Does your state allow you to sell at farmer’s markets? Or do y’all already do that? Keep the faith…it’s all in His time. I tell myself that everyday as I sit on an acre wooded lot in the suburbs. My soul needs to have land and we are working on that goal everyday. Even in my suburb, the kids and I went and picked blackberries and made blackberry cobbler after dinner. We talked about how we could do the same on the farm. My kids have totally bought into the farming life and that’s a plus. All in due time….all in due time.
I can either take my chickens to a state-inspected processing plant 3 hours away and sell them at farmers markets OR I can process them on farm and sell them on farm. The two license types appear to be incompatible.
Ive been working hard on the marketing thing. It’s tough. Seems like there is no silver bullet for it. We are doing the Facebook thing, word of mouth and are thinking about doing Eatwild and/or Local Harvest. We sold almost all of our first batch of chickens to people at work.
I’m going to have to look into Eatwild.
Selling that first 500 chickens isn’t that hard. Raising and butchering them is hard. When you set your sights on 1,500 birds the logistics of handling them, feeding them, watering them becomes much more difficult. There’s a level of skill involved at each step along the way. It takes time to develop those skills.
Funny you should post about this – we just had a big discussion about profit and marketing. We still have a big learning curve ahead of us and a definite requirement that any and all enterprises pay for themselves, and less time ahead of us than you :). The challenge for us in the past has been to have consistent quantities available. I’m not talking seasonality here – that’s something that customers can be educated to, and that with planning we could accomodate by having different product available in different seasons. Our problem has been reliablity – due to family circumstances – 2 years out of the last five we either didn’t grow any broilers, or we grew enough only for 2 customers.

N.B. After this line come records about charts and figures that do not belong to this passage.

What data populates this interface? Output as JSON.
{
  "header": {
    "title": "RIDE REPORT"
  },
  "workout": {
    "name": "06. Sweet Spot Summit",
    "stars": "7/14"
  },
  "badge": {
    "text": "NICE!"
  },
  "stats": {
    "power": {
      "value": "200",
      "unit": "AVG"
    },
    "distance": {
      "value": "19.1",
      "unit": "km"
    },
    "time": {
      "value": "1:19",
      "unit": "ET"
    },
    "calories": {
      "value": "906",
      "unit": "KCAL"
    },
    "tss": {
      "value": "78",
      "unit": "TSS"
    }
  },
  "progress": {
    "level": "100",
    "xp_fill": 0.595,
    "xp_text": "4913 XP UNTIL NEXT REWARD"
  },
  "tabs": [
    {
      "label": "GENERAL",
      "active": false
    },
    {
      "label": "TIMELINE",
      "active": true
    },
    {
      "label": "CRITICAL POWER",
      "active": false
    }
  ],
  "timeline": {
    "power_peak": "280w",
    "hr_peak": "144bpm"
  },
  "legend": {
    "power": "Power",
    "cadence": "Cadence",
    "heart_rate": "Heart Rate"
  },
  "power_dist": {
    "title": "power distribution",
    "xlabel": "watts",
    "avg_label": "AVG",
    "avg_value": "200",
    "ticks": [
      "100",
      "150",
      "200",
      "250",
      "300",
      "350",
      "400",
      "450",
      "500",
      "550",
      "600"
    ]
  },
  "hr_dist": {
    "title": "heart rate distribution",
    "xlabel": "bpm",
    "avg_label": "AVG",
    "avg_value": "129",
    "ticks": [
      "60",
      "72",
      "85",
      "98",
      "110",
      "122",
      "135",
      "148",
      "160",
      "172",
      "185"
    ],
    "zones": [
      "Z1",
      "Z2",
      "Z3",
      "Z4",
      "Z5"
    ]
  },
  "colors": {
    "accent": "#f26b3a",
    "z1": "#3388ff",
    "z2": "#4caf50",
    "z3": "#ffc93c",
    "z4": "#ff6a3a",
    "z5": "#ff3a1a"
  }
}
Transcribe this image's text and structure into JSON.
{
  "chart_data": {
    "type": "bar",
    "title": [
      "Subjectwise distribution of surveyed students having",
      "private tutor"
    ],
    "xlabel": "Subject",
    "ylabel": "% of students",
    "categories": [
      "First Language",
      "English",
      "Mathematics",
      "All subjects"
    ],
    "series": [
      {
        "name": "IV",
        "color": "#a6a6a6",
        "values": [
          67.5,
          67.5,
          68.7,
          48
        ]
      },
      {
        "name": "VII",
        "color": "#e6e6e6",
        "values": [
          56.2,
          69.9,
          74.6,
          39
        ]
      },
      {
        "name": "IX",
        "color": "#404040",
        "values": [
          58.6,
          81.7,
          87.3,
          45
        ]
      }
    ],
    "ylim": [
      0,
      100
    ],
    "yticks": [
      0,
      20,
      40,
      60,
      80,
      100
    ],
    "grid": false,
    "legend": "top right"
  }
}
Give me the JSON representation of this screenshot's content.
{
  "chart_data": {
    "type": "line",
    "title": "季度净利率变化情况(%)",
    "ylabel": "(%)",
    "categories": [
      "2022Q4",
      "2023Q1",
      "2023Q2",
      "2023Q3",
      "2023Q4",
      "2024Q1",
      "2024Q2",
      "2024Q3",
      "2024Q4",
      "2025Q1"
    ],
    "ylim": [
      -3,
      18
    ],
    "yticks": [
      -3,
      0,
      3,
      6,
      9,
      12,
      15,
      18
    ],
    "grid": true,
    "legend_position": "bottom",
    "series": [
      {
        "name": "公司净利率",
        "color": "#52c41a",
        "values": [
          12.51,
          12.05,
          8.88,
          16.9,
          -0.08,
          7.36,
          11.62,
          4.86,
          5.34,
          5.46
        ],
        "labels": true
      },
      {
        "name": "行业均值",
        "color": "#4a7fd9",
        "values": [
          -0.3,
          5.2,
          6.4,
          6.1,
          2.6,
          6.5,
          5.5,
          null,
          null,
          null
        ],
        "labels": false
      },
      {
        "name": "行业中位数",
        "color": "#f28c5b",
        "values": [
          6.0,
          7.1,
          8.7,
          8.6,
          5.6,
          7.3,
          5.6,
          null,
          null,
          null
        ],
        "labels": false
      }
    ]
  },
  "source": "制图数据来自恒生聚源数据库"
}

Not the way to grow the business.
We’ve actually talked about hiring someone to come move them for us in the morning or to feed in the afternoon on days that we work if we started to try and raise more than 300 at a time. Not sure how the figures would work out for that though.
Hiring someone would definitely cut into the profit margin, but it would also be a relief to know the birds were not stressed by lack of food or water because you were delayed getting home from work. I have resident teenagers, who top up food and water after school, so I’m lucky. Now that I have a good dolly they could probably move the pen too. Maybe you have a teen in your neighbourhood somewhere? If you’re moving up in scale on the enterprise, it might be worth it.